Stehe also nicht still bei dem Blute deines Nächsten (3. Buch Mose 19, 16), sprich nicht mit Kain: bin ich denn der Hüter meines Bruders?— denn solche Gesinnung war ja die Begleiterin des schnöden Mordes — sondern erhebe dich zum Bewusstsein der Pflicht, für deinen Nebenmenschen eintreten und handeln zu müssen in allen Gefahren und Drangsalen, die ihn bedrohen.
Rette die dem Tode geweiht und dem Untergange verfallen sind (Sprüche Salomos 24, 11); brich dem Hungrigen dein Brot und die armen Bedrängten führe in dein Haus; kleide die Nackten und entziehe dich nicht dem, der deines Fleisches ist (Jesajas 58, 8).
Tritt aus dir heraus und aus dem engen Gesichtskreis des eignen Nutzens und Wohlbefindens, um auf die Andern hinzublicken, auf die Leidenden und Bedürftigen um dich her; sei ihrer Blindheit Auge, Ohr ihrer Taubheit, Beistand und Fürsorge ihrer Unbehilflichkeit.
Erkenne, dass dein Nächster, wie er dir ähnlich gebildet, wie ihm das Siegel der Gottheit auf die Stirn gedrückt ist gleich dir, auch dieselben Anforderungen an das Leben hat, dass auch er ein Kind Gottes ist, als welches du dich selbst so gern und mit so vollem Rechte empfindest. Hilf ihm daher aus den irdischen Nöten unversehrt hervorzugehen; je schmerzlicher er von denselben heimgesucht wird, je weniger er also dem höheren Dasein sich erschließen kann, desto größer ist dein Verdienst, wenn du ihn wieder aufrichtest und ihn wieder befähigst, nach der Gottähnlichkeit, für die er geschaffen, zu leben und zu wirken.

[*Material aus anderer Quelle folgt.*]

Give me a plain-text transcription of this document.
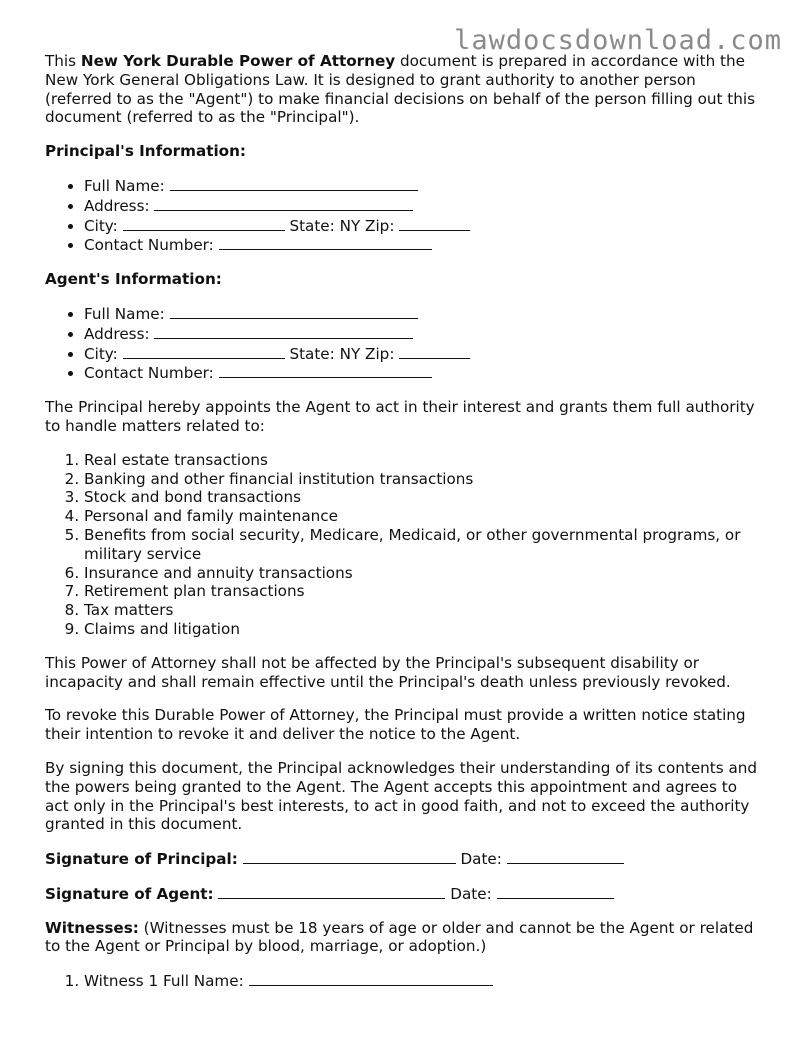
lawdocsdownload.com

This New York Durable Power of Attorney document is prepared in accordance with the New York General Obligations Law. It is designed to grant authority to another person (referred to as the "Agent") to make financial decisions on behalf of the person filling out this document (referred to as the "Principal").

Principal's Information:
• Full Name:
• Address:
• City:	State: NY Zip:
• Contact Number:
Agent's Information:
• Full Name:
• Address:
• City:	State: NY Zip:
• Contact Number:

The Principal hereby appoints the Agent to act in their interest and grants them full authority to handle matters related to:

1. Real estate transactions
2. Banking and other financial institution transactions
3. Stock and bond transactions
4. Personal and family maintenance
5. Benefits from social security, Medicare, Medicaid, or other governmental programs, or military service
6. Insurance and annuity transactions
7. Retirement plan transactions
8. Tax matters
9. Claims and litigation

This Power of Attorney shall not be affected by the Principal's subsequent disability or incapacity and shall remain effective until the Principal's death unless previously revoked.

To revoke this Durable Power of Attorney, the Principal must provide a written notice stating their intention to revoke it and deliver the notice to the Agent.

By signing this document, the Principal acknowledges their understanding of its contents and the powers being granted to the Agent. The Agent accepts this appointment and agrees to act only in the Principal's best interests, to act in good faith, and not to exceed the authority granted in this document.

Signature of Principal:	Date:
Signature of Agent:	Date:

Witnesses: (Witnesses must be 18 years of age or older and cannot be the Agent or related to the Agent or Principal by blood, marriage, or adoption.)

1. Witness 1 Full Name:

Mit Einem Wort: liebe den Nächsten wie dich selbst, liebe den Fremden wie dich selbst (3. Buch Mose 19, 18 und 34), das heißt wie das Ebenbild Gottes. Erblicke es auch in dem Unbekannten, der dir ferne steht. — Den Verbrecher aber, der von der Ähnlichkeit mit seinem heiligen Urbild abgewichen, führe zurück zur Ebenbildlichkeit mit demselben, auf dass du sein geistiges Leben rettest.